Overall, Pitt felt he’d been spoiled by working on edgy, dangerous films with David Fincher, and a straight-down-the-line action hero role was a bad fit. He admitted, “It wasn’t painful, but I realised that the way that movie was being told was not how I wanted it to be. I made my own mistakes in it.”
Something else ate away at Pitt on the Troy set, too: he’d been railroaded into doing the film against his better judgment. He revealed, “Another interesting opportunity arose, and instead, I was talked into, ‘No, you need to be doing this other thing. You can get to your art project later.'” The frustrated star added, “When you’re trying to figure things out in your career, you get a lot of advice. People are telling you that you should be doing this, and other people are saying you should be doing that.”
On top of being pulled in different directions by the forces of art and commerce, Pitt also saw one of his dream movies go down in flames in this period. He lamented, “There was this defining film I never got to do, a Coen brothers film called To the White Sea. We had an opportunity to go, and then it was shut down.”
In truth, it’s no wonder Pitt was sad that this one got away. It was due to shoot in 2002, but budgetary concerns and nervousness over the film’s bleak material robbed the world of a potential Coen classic. Based on a classic James Dickey novel, To the White Sea would have seen Pitt star as an American B-29 gunner named Muldrow who parachutes behind enemy lines in Tokyo during the Second World War. The story would have followed his ruthless attempts to escape the city, all while flashing back to his childhood with the father who trained him to be a killer.

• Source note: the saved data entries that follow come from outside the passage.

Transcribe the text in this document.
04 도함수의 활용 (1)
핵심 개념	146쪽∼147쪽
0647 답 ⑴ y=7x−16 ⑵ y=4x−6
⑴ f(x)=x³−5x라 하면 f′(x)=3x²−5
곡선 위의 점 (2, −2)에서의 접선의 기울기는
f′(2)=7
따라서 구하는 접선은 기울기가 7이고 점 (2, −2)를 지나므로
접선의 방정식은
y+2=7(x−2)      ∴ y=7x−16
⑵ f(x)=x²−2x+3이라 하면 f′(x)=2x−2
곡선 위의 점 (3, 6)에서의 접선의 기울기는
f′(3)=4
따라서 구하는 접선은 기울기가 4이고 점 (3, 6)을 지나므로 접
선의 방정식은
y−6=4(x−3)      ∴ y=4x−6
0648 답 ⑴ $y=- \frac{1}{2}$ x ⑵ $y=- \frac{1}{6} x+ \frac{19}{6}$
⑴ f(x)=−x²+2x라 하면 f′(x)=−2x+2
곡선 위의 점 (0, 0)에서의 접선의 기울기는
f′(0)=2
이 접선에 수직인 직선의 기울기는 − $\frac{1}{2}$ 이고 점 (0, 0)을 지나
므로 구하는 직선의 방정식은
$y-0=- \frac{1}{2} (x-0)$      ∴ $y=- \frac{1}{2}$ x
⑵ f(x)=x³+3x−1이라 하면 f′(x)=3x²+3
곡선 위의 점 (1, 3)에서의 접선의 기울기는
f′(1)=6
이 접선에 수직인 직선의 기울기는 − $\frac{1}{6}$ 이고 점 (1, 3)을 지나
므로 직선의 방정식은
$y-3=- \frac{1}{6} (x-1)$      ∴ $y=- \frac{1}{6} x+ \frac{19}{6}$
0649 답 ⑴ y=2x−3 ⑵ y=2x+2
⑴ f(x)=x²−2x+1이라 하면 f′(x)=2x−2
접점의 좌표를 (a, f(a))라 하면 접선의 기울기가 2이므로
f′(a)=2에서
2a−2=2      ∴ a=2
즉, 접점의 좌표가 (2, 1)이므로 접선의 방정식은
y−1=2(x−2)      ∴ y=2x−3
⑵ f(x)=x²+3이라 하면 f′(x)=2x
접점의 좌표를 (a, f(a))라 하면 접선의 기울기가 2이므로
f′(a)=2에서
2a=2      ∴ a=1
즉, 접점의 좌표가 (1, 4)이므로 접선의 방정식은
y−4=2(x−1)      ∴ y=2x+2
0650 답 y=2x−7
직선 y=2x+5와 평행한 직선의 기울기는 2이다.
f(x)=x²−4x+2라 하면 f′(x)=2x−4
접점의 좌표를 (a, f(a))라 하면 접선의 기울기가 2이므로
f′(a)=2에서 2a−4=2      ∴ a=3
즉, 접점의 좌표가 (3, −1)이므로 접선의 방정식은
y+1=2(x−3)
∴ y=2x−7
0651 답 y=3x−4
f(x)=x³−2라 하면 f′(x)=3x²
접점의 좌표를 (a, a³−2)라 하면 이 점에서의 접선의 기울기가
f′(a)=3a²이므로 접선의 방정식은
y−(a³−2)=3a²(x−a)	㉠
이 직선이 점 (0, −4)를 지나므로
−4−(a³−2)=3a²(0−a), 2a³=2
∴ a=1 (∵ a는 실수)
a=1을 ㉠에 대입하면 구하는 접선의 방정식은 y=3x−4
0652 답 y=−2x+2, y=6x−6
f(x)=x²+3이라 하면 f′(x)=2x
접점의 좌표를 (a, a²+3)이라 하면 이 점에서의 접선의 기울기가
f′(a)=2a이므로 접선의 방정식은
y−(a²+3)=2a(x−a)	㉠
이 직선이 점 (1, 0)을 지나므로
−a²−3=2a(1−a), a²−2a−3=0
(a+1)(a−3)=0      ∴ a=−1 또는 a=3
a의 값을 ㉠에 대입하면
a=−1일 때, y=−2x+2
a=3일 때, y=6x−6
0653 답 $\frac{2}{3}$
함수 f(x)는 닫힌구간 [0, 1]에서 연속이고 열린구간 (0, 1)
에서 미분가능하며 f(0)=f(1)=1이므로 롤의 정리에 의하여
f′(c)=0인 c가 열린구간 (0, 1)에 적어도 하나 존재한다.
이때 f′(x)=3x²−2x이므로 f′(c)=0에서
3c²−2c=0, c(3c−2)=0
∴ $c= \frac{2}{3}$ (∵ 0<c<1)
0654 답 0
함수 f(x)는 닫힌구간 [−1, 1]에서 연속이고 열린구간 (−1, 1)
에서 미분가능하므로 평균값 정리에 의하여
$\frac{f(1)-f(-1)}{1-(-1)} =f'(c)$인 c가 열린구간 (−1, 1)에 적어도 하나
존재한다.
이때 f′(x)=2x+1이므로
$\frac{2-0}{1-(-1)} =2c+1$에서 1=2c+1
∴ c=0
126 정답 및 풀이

The double whammy of To the White Sea falling through and Pitt finding himself in a blockbuster he didn’t care about ended up having a lasting effect on him, as he resolved never again to work on something he wasn’t passionate about. He said, “That really made me think, I’m following my gut from here on out,” and added, “I made a decision that I was only going to invest in quality stories, for lack of a better term. It was a distinct shift that led to the next decade of films.”
There was a happy ending to the story, though, in that Pitt did eventually get to work with the Coens. Amusingly, though, it came in 2009’s wacky Burn After Reading, which couldn’t sound more different than To the White Sea. The directors also potentially got to make their nihilistic, harsh film, after all – 2007’s No Country For Old Men, which landed them ‘Best Picture’ and ‘Best Director’ Academy Awards.